Lately, there’s been a lot of hating on cardio among fitness pros. Let’s get this straight–the idea that cardio makes people fat is absurd. Is it the best way to lose fat?. Can it be detrimental if overdone? Of course. But to say that any kind of exercise is “bad” for you, especially if you love it, is a little short-sighted. Though I don’t believe cardio is the best and only way to lose weight, there are plenty of reasons to keep some form of cardio exercise in your weekly exercise routine. But like with anything else, just don’t go overboard.
Is there a “right kind” of cardio?
If your goal is fat loss and/or muscle maintenance, then I think there is. Shorter, more intense interval or sprint training (30 mins or less) optimizes our hormonal profile of catecholamines, cortisol, HGH and testosterone to maintain muscle and preferentially burn more calories after the workout is over. The higher the intensity of the workout, the more we use sugar to fuel the workout, and in turn we use fat stores to replete post-workout. Longer bouts of cardio (40 mins or longer) can change the hormonal situation to a more cortisol-dominant state. Mostly, this occurs as a direct result of the duration. In other words, longer workouts automatically cause us to pace ourselves more, therefore intensity suffers and we end up with more of a moderate-intensity workout. Once again, not “bad,” just simply yields a different effect over time.
When it comes to cardio, you can reach a point of diminishing returns. More cardio does not equal more results and infinitum.
One key to remember is that more is not better, better quality is better. Duration is not directly related to results.
If people simply love cardio then for us to tell them not to do it when it adds to their quality of life is crazy.
Here are a few reasons I believe you SHOULD do cardio: 1) Shorter, high-intensity workouts are superior at burning fat when compared to long-duration, moderate intensity ones.

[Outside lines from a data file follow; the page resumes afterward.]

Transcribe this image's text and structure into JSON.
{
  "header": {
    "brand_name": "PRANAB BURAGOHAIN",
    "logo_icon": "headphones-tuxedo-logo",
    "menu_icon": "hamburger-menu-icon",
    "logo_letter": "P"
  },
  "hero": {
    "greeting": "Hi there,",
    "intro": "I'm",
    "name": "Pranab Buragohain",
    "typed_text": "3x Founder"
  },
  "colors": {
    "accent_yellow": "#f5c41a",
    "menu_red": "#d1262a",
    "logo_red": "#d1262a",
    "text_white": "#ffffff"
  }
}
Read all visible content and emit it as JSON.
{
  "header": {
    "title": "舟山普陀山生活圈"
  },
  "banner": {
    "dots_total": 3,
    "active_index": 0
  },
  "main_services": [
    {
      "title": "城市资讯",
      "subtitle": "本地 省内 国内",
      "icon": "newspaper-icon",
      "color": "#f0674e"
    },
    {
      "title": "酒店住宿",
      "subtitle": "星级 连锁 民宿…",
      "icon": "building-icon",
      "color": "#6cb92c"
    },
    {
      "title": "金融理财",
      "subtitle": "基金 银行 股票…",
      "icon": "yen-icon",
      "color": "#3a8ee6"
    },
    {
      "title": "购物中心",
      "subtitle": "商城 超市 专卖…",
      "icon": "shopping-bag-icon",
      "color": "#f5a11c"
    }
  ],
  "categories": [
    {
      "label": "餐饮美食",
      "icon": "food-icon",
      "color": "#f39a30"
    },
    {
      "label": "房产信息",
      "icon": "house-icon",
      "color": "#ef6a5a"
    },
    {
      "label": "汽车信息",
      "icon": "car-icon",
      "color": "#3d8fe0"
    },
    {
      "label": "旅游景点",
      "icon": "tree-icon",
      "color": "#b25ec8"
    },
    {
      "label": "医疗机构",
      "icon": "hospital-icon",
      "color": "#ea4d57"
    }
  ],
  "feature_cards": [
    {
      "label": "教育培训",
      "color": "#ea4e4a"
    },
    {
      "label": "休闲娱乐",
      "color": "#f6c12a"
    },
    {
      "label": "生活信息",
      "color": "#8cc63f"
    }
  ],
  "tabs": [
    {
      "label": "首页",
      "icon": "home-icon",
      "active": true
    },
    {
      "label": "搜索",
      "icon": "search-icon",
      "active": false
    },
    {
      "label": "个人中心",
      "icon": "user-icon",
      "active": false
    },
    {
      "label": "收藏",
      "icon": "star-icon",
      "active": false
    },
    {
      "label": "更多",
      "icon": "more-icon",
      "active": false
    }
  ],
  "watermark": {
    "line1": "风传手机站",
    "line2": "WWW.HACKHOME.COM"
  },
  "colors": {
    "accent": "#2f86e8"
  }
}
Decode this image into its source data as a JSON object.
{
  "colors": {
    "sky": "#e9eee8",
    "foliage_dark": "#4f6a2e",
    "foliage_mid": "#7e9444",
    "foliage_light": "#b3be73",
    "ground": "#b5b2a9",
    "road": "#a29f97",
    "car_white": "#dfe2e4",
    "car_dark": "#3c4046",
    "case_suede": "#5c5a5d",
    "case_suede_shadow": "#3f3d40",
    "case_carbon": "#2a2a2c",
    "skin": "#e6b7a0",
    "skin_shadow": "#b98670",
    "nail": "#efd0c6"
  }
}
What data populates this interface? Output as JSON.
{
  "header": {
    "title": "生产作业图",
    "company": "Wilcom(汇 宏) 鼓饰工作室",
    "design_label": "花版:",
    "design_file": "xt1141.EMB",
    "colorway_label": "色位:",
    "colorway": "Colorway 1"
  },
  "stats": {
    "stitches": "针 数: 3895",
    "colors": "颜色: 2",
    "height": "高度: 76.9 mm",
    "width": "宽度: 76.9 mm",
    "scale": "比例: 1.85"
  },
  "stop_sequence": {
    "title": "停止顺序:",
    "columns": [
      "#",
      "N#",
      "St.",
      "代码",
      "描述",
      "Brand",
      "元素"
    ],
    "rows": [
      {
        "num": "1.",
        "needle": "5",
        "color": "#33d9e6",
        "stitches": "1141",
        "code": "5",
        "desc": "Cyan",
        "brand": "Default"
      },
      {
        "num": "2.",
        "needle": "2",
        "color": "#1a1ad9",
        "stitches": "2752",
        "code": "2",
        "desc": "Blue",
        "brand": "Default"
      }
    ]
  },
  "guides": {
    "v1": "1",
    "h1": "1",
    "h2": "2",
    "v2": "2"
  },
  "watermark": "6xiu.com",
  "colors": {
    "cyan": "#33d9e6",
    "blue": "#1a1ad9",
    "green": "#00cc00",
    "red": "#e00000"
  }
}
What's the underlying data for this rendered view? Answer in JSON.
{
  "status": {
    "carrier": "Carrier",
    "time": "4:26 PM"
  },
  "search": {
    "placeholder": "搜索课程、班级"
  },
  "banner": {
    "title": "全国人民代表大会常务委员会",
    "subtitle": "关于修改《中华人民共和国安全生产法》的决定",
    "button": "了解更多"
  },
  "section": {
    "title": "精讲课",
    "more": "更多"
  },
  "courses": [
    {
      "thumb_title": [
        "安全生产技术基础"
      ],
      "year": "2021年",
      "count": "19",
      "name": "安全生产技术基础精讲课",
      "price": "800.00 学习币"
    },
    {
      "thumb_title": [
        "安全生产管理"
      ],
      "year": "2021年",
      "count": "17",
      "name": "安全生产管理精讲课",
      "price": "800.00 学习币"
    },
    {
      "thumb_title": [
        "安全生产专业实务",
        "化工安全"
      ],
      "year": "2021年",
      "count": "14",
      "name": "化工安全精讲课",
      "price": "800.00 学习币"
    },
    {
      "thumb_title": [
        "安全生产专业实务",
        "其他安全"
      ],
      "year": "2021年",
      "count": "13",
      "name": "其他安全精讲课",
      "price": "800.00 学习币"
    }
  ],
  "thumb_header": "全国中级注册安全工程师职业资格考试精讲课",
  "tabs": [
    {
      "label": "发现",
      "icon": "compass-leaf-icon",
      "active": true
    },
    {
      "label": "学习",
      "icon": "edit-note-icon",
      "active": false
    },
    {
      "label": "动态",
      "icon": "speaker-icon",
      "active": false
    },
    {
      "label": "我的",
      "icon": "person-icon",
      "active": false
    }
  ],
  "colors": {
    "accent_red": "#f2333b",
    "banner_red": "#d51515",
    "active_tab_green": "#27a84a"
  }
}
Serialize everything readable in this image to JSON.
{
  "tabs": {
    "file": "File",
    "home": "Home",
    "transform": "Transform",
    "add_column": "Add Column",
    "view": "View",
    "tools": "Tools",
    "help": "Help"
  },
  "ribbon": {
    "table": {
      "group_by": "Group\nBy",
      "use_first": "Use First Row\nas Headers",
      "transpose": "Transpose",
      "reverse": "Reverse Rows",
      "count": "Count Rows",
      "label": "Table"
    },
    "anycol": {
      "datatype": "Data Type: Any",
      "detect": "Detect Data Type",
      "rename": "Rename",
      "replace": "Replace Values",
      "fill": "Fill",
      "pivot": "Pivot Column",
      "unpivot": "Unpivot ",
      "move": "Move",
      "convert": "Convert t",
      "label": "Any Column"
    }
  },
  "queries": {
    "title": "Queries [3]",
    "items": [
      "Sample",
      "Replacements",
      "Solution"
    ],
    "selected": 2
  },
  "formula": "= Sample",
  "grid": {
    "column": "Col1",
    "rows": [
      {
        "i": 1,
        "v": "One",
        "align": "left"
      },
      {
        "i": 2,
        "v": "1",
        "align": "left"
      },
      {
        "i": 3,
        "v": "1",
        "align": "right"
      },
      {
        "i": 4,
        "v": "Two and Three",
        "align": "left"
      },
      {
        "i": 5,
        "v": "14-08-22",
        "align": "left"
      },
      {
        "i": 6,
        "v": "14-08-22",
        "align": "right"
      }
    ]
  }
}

You also hold onto muscle more effectively. 2) It’s a a natural mood enhancer – to boost mood and overall wellbeing when done for pleasure, and is a solid part of a natural health protocol to treat depression. 3) Cardio done outside offers a natural high and can feel exhilarating. Try a jog through the woods or off track as well as the road. Vitamin D production is a bonus. 4) Leisure walking, especially in nature, is an effective way to lower stress. This is not power-walking mind you. It should feel relaxing and you shouldn’t be out of breath or sweating. Take the dog for a walk or take the kids out on their bikes, or simply take yourself off for a walk. 5) Cardio exercise increase your fitness. Lately, there’s been some talk about marathon training being detrimental. I think this is sensationalized because honestly, when it comes to the general population, people need to be exercising MORE, not less.
In light of the fact that most people are sedentary, 99% of people will benefit from any/all kinds of cardio. The key is not to use it just as a weight loss tool, you need to fit it into lifestyle and eating a healthy well – balanced diet too.
6) Sometimes it just feels good to sweat. Sometimes it is just good to sweat out the wine and sodium and toxins in the body that build up. I love a good sweat, whether it be in the gym of hot yoga, it is great for the body as long as your keep hydrated with water. 7) Cardio boosts immunity–partly due to the cortisol/stress effects of it. If you go on holiday and get sick its because Cortisol (a stress hormone) decreases on holiday as you relax, and as a result, our immune defenses are less (along the same lines as why you would get a cortisone shot–it decreases inflammation). A little physical stress can be a good thing. 8) Sometimes I do moderate-intensity exercise when I just don’t feel like killing myself. When I feel good, I go for it with sprint trainging or something similarly intense, but mentally, I need to be in the right mood and energised for that kind of intensity. Sometimes, taking it easy can feel good too. You have listen to your body. 9) Sprinting is the most underrated exercise to develop the abs. 10) Sprinting can boost functionality. It boosts power, speed, flexibility and even can build muscle. Opt for shorter sprints, or 20s sprints up hill for best results. Rest as long as you need to in between. 11) It can be fun! I fell in love with exercise in my early teens not because I was killing it in the weight room, but because I loved Jane Fonda. I liked dance routines, choreography, step aerobics, moving to the beat of the music. And based on the pace at which the popularity of Zumba and other dance-based group classes are growing, I am not alone. If Zumba is the only thing that will get someone into a gym, who am I to tell them not to do it? Maybe someone who dances will eventually step onto the gym floor and push some weights. I hope so anyway!